Always the same favorite place in the café. Always the same dish on the menu. Always the same route to work. Many things in our lives follow the motto: was good, stays good. But why is that? Researchers at the Technical University of Dresden have now found an answer to this question.
A team led by Professor Stefan Kiebel, an expert in cognitive computational neuroscience, i.e. the study of mental processes using computer models, has investigated how people make decisions. The research team used nine newly developed decision-making tasks as well as six existing data sets with a total of more than 700 participants. The study investigated how people initially become familiar with certain options and how they later decide when these reappear in new combinations.
Memory often decides more strongly than deliberation
It was particularly surprising to see how strongly a simple mechanism works. "Our study shows that many 'irrational' preferences do not primarily arise because people store values relative to other values, but because people tend to repeat preferred actions in a certain context," explains first author Dr. Ben Wagner. This repetition later leads to a particular option continuing to be preferred in new environments, even if there are equivalent or even better alternatives.
In other words, it is often not the conscious weighing up of advantages and disadvantages that plays the most important role, but the memory of what we have done before. In a sense, the brain uses a mental shortcut.
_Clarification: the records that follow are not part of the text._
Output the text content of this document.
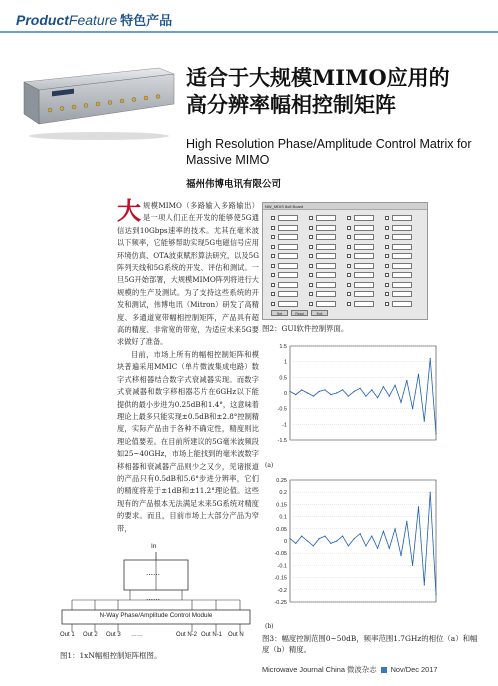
ProductFeature 特色产品
适合于大规模MIMO应用的
高分辨率幅相控制矩阵
High Resolution Phase/Amplitude Control Matrix for Massive MIMO
福州伟博电讯有限公司

大规模MIMO（多路输入多路输出）是一项人们正在开发的能够使5G通信达到10Gbps速率的技术。尤其在毫米波以下频率，它能够帮助实现5G电磁信号应用环境仿真、OTA波束赋形算法研究，以及5G阵列天线和5G系统的开发、评估和测试。一旦5G开始部署，大规模MIMO阵列将进行大规模的生产及测试。为了支持这些系统的开发和测试，伟博电讯（Mitron）研发了高精度、多通道宽带幅相控制矩阵，产品具有超高的精度、非常宽的带宽，为适应未来5G要求做好了准备。

目前，市场上所有的幅相控制矩阵和模块普遍采用MMIC（单片微波集成电路）数字式移相器结合数字式衰减器实现。而数字式衰减器和数字移相器芯片在6GHz以下能提供的最小步进为0.25dB和1.4°，这意味着理论上最多只能实现±0.5dB和±2.8°控制精度，实际产品由于各种不确定性，精度则比理论值要差。在目前所建议的5G毫米波频段如25~40GHz，市场上能找到的毫米波数字移相器和衰减器产品则少之又少，见诸报道的产品只有0.5dB和5.6°步进分辨率，它们的精度将差于±1dB和±11.2°理论值。这些现有的产品根本无法满足未来5G系统对精度的要求。而且，目前市场上大部分产品为窄带，

NW_MDIS 8x8 Board
Set	Read	Exit
图2：GUI软件控制界面。
1.5
1
0.5
0
-0.5
-1
-1.5
(a)
0.25
0.2
0.15
0.1
0.05
0
-0.05
-0.1
-0.15
-0.2
-0.25
(b)
图3：幅度控制范围0~50dB，频率范围1.7GHz的相位（a）和幅度（b）精度。
In
……
……
N-Way Phase/Amplitude Control Module
Out 1 Out 2 Out 3 ……	Out N-2 Out N-1 Out N
图1：1xN幅相控制矩阵框图。
Microwave Journal China 微波杂志 Nov/Dec 2017
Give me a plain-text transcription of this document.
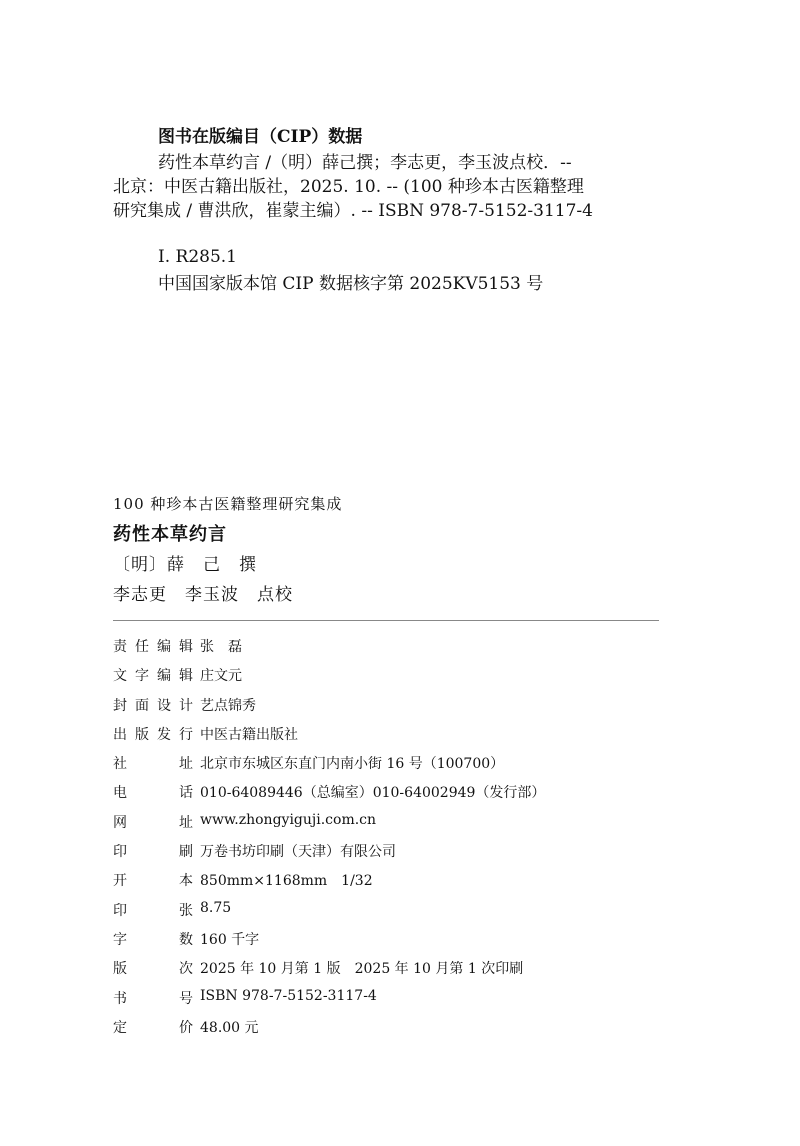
图书在版编目（CIP）数据

药性本草约言 /（明）薛己撰；李志更，李玉波点校．-- 北京：中医古籍出版社，2025. 10. -- (100 种珍本古医籍整理研究集成 / 曹洪欣，崔蒙主编）. -- ISBN 978-7-5152-3117-4

Ⅰ. R285.1

中国国家版本馆 CIP 数据核字第 2025KV5153 号

100 种珍本古医籍整理研究集成

药性本草约言

〔明〕薛　己　撰

李志更　李玉波　点校

责 任 编 辑 张　磊
文 字 编 辑 庄文元
封 面 设 计 艺点锦秀
出 版 发 行 中医古籍出版社
社	址 北京市东城区东直门内南小街 16 号（100700）
电	话 010-64089446（总编室）010-64002949（发行部）
网	址 www.zhongyiguji.com.cn
印	刷 万卷书坊印刷（天津）有限公司
开	本 850mm×1168mm　1/32
印	张 8.75
字	数 160 千字
版	次 2025 年 10 月第 1 版　2025 年 10 月第 1 次印刷
书	号 ISBN 978-7-5152-3117-4
定	价 48.00 元
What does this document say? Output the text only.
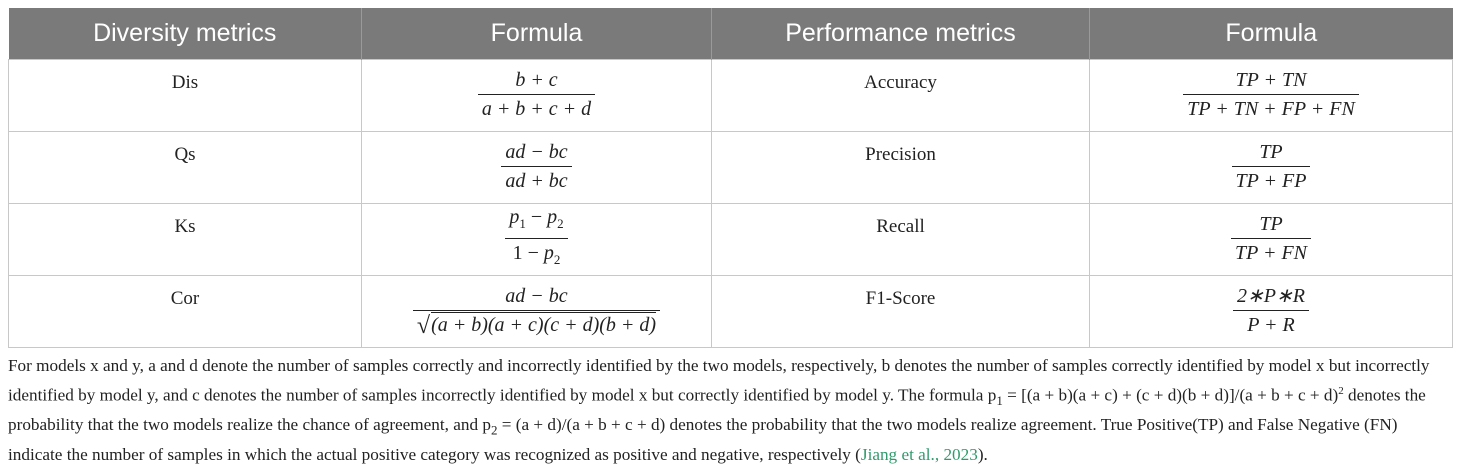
Diversity metrics	Formula	Performance metrics	Formula
Dis	$\frac{b + c}{a + b + c + d}$	Accuracy	$\frac{TP + TN}{TP + TN + FP + FN}$

Qs	$\frac{ad - bc}{ad + bc}$	Precision	$\frac{TP}{TP + FP}$

Ks	$\frac{p_1 - p_2}{1 - p_2}$	Recall	$\frac{TP}{TP + FN}$

Cor	$\frac{ad - bc}{√(a + b)(a + c)(c + d)(b + d)}$	F1-Score	$\frac{2∗P∗R}{P + R}$
For models x and y, a and d denote the number of samples correctly and incorrectly identified by the two models, respectively, b denotes the number of samples correctly identified by model x but incorrectly identified by model y, and c denotes the number of samples incorrectly identified by model x but correctly identified by model y. The formula $p_1 = [(a + b)(a + c) + (c + d)(b + d)]/(a + b + c + d)^2$ denotes the probability that the two models realize the chance of agreement, and $p_2 = (a + d)/(a + b + c + d)$ denotes the probability that the two models realize agreement. True Positive(TP) and False Negative (FN) indicate the number of samples in which the actual positive category was recognized as positive and negative, respectively (Jiang et al., 2023).
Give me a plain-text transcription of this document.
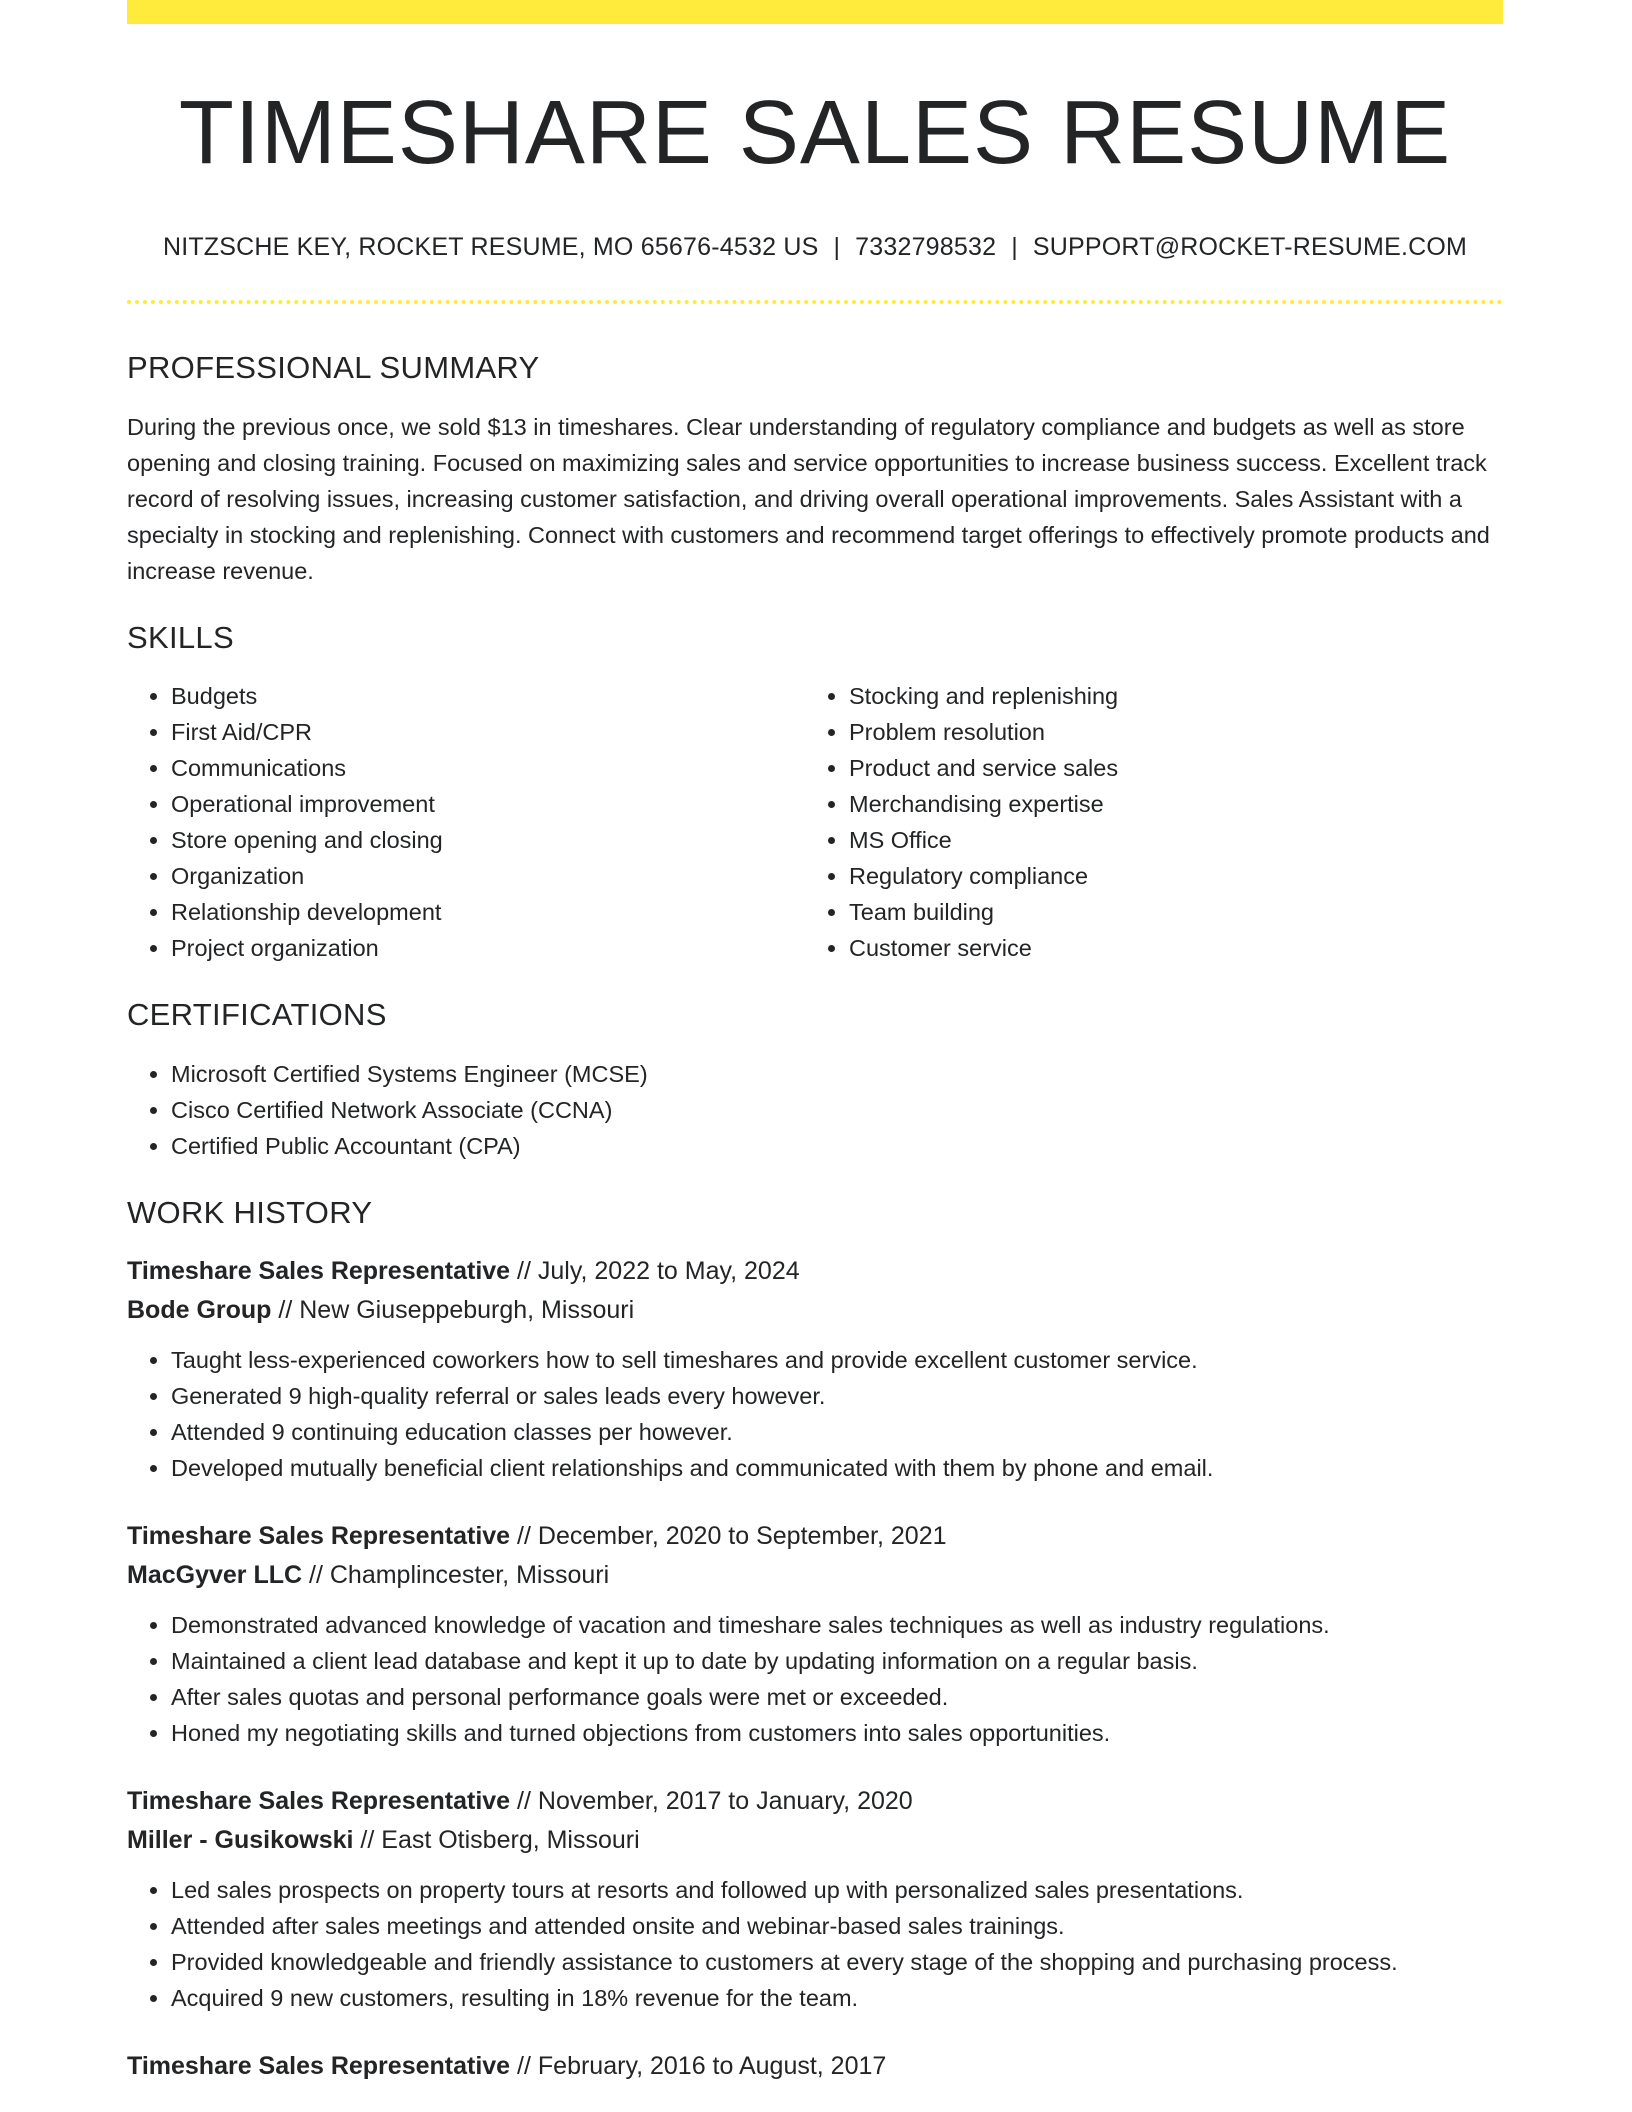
TIMESHARE SALES RESUME
NITZSCHE KEY, ROCKET RESUME, MO 65676-4532 US | 7332798532 | SUPPORT@ROCKET-RESUME.COM
PROFESSIONAL SUMMARY
During the previous once, we sold $13 in timeshares. Clear understanding of regulatory compliance and budgets as well as store opening and closing training. Focused on maximizing sales and service opportunities to increase business success. Excellent track record of resolving issues, increasing customer satisfaction, and driving overall operational improvements. Sales Assistant with a specialty in stocking and replenishing. Connect with customers and recommend target offerings to effectively promote products and increase revenue.
SKILLS
• Budgets
• First Aid/CPR
• Communications
• Operational improvement
• Store opening and closing
• Organization
• Relationship development
• Project organization
• Stocking and replenishing
• Problem resolution
• Product and service sales
• Merchandising expertise
• MS Office
• Regulatory compliance
• Team building
• Customer service
CERTIFICATIONS
• Microsoft Certified Systems Engineer (MCSE)
• Cisco Certified Network Associate (CCNA)
• Certified Public Accountant (CPA)
WORK HISTORY
Timeshare Sales Representative // July, 2022 to May, 2024
Bode Group // New Giuseppeburgh, Missouri
• Taught less-experienced coworkers how to sell timeshares and provide excellent customer service.
• Generated 9 high-quality referral or sales leads every however.
• Attended 9 continuing education classes per however.
• Developed mutually beneficial client relationships and communicated with them by phone and email.
Timeshare Sales Representative // December, 2020 to September, 2021
MacGyver LLC // Champlincester, Missouri
• Demonstrated advanced knowledge of vacation and timeshare sales techniques as well as industry regulations.
• Maintained a client lead database and kept it up to date by updating information on a regular basis.
• After sales quotas and personal performance goals were met or exceeded.
• Honed my negotiating skills and turned objections from customers into sales opportunities.
Timeshare Sales Representative // November, 2017 to January, 2020
Miller - Gusikowski // East Otisberg, Missouri
• Led sales prospects on property tours at resorts and followed up with personalized sales presentations.
• Attended after sales meetings and attended onsite and webinar-based sales trainings.
• Provided knowledgeable and friendly assistance to customers at every stage of the shopping and purchasing process.
• Acquired 9 new customers, resulting in 18% revenue for the team.
Timeshare Sales Representative // February, 2016 to August, 2017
Frequently chosen automatically means better rated
Another key finding: options that people choose more often actually seem better to them over time. "The surprising thing was how much repetition alone can change preferences," explains Wagner. "More frequently chosen options were not only preferred, but also rated as better." In other words, people who reach for the same brand more often eventually consider it to be the better one, even without comparing them again.
The study was published in the journal "Communications Psychology". It helps to better understand everyday decisions and habits and provides new approaches for psychology and behavioral research, for example in the design of decision-making environments. Understanding how habits are formed can also help to change unfavorable routines in a more targeted way.
Original publication:
Wagner, B.J., Wolf, H.B. & Kiebel, S.J. Action repetition biases choice in context-dependent decision-making. Commun Psychol 3, 177 (2025).